Originally posted by: MadRat
I was speaking more to the idea of the top runners on the market where an extra 64MB does cost around an additional $100.
That extra 64MB costs an extra $100 because the cards themselves cost about $1000. You're comparing workstations to gaming machines. Another 64MB does make a difference when rendering.
Actually, these days, those cards sport 256MB or more, easily.
I'm looking at it from a revenue point of view. Intel is into commoditization of the market because they virtually own the x86 world. If they can design a product that coaxes $10 more profit per unit then they just upped the ante. The simplification of the Intel product lines is a direct result of their market share being pretty well maxed out and the market itself tailoring off its growth potential, if nothing else for lack of a new gee whiz product.

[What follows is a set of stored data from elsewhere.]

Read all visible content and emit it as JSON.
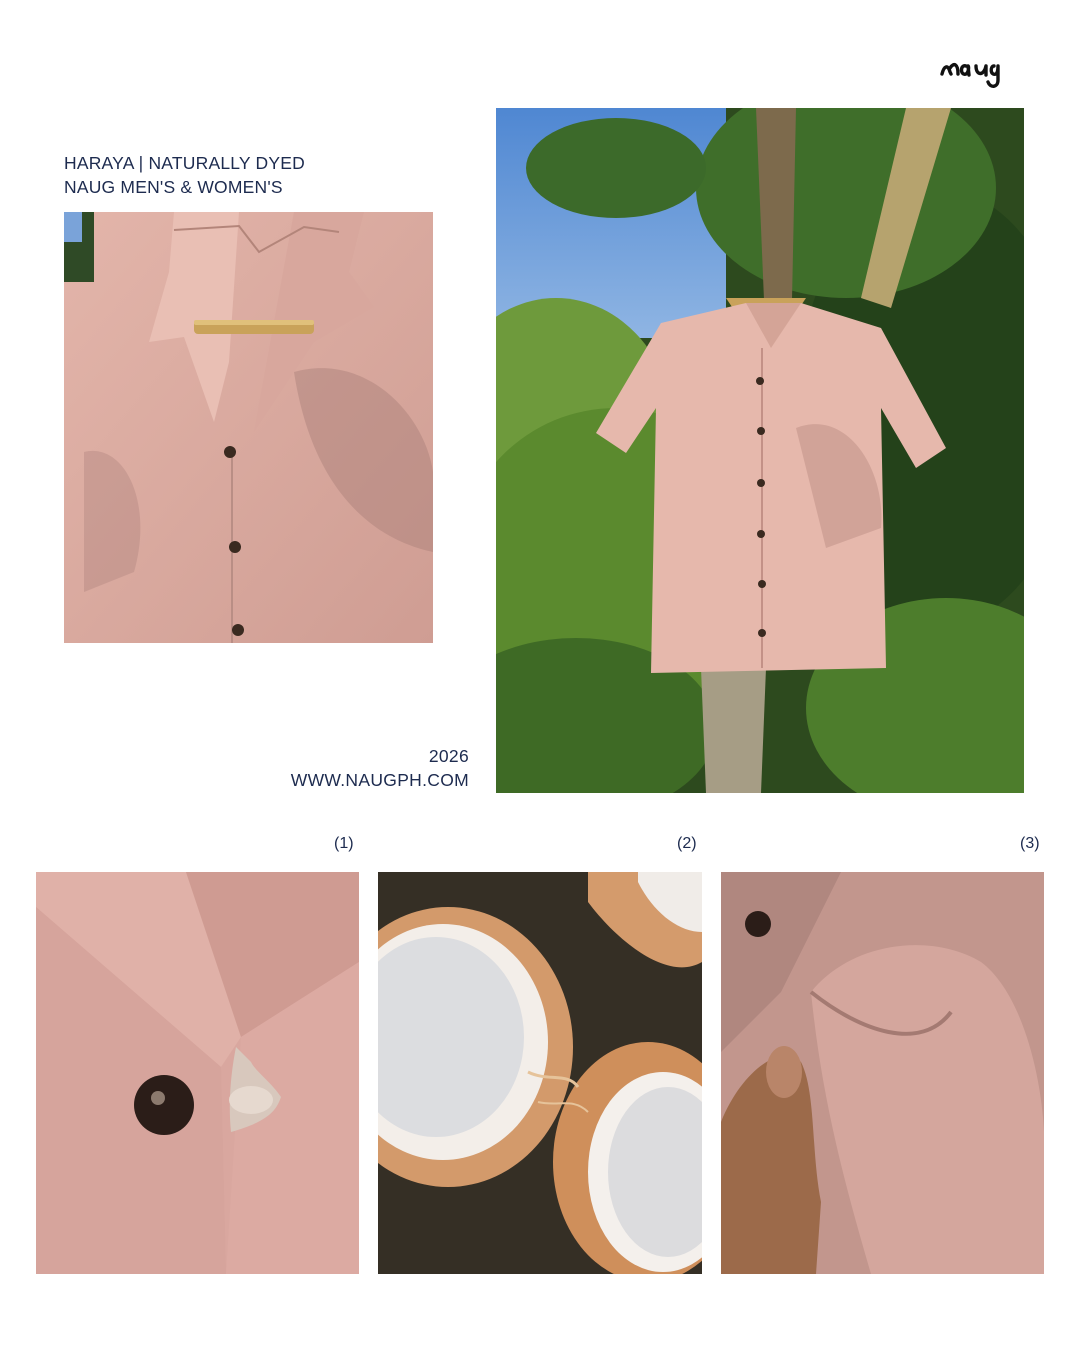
{
  "brand": {
    "logo_text": "naug"
  },
  "header": {
    "line1": "HARAYA | NATURALLY DYED",
    "line2": "NAUG MEN'S & WOMEN'S"
  },
  "footer_info": {
    "year": "2026",
    "website": "WWW.NAUGPH.COM"
  },
  "details": [
    {
      "number": "(1)",
      "image": "coconut-button-closeup"
    },
    {
      "number": "(2)",
      "image": "halved-young-coconuts"
    },
    {
      "number": "(3)",
      "image": "linen-fabric-with-hand"
    }
  ],
  "photos": {
    "shirt_closeup": "pink-camp-collar-shirt-closeup",
    "shirt_on_tree": "pink-shirt-hanging-on-tree"
  },
  "colors": {
    "text": "#1d2b4f",
    "shirt_pink": "#d9a9a0",
    "foliage": "#3d6a2a",
    "sky": "#5f93d6"
  }
}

Adding more cache doesn't equate to just $10 more. Sure, the sand is cheap, but semiconductor manufacturing may be the only industry where the equipment costs virtually erase material costs. A fab itself costs a few billion to build and may operate at that level for only a few years before requiring an upgrade to a new process. Start calculating how many chips you can build in that time and how much energy and wages you'll have to pay for. Oh, don't forget backups and insurance.
Yield is the important issue. Increasing die size by a few square mm may end up costing you anywhere from 10% to 50% of your optimal yield depending on where the flaws are likely to show up. This is the main reason nobody makes a wafer sized CPU. It's simply not practical. Die sizes are usually calculated and/or adjusted to maintain net revenue. If a die of 100 CPU's gives me 60 good chips, assume doubling cache size gives a CPU exactly 1.5 as large so the wafer gets me at most 66 CPUs.
However, wafers are round, so 66 may not fit, let's try 60.
Less CPUs means more flaws will appear on a given die, so yield becomes 20.
These 20 CPU's now cost 3x as much as the original 60 with less cache, and may yield anywhere from 0-.
People who aren't running time-critical applications where even the smallest reduction in execution time means something will most likely buy the CPU that costs ten times as much but gives back only 2% extra performance.
The console isn't everything its cracked up to be. Besides that, there are relatively "old timer" products on the market that don't run a whole lot faster on the new architecture simply because they are memory bandwidth constrained. The move to 512k of cache was a nice gesture from Intel/AMD, but it doesn't have the macho appeal of sticking on bigger memory cache modules like we had in the days of the first Pentiums.
I find it highly unlikely AMD and Intel moved to 512K L2 simply to please customers. Intel probably did it because the PIV seriously needed it. Plus, it's always possible they calculated optimum die space vs yield and found room left over to fill up with extra memory. AMD, on the other hand, probably released 512K as a holdover until Hammer could reach the desktop and also as a way to counter the PIV's bigger number.
The reason sticking extra cache improved performance so well with Pentiums is due entirely to older technology. The Pentium had a front side bus of 60 or 66MHz. The back side bus wasn't any better, if I recall. However, the main performance advantage likely came from reduced latency vs the main memory's 60ns. Add to that the severe lack of available memory in the first place, which results in frequent disk access, and you can see where most of the performance is coming from.
Nowadays, memory isn't as constrained. Just look around and you'll see plenty of debates over whether 512MB is better than 1GB which usually end up with a grudging "In most casts, 512 is enough, but we're seeing some programs taking up more." Also, compilers are a lot better these days as well as data structure development, each doing its part to reduce disk access.
Truth be told, we're probably already beyond the point where the prescence of serial and parallel memory accesses play a large role in performance. RDRAM runs fast enough to compete with DDR and vice versa. By the time you figure out which will end up faster, something better will be available and the point will be moot.
If you really believe cache makes all the difference in the world, I suggest you try using a Xeon with 2MB and compare it to a Xeon with 512K. See what kind of performance gains you get, then take a good look at the extra $3000 the 2MB version costs.
If adding such "monstrous" cache size is so cheap and easy and the performance gain is so noticeable, why don't any desktop CPU's have them? If the cost was only 10% for a large percentage gain, don't you think a lot of people would pay that extra 10%? At that point, you've got a Williamette vs a Northwood.
The thing is, the extra cost is already included in CPU prices, and it isn't always 10% or less.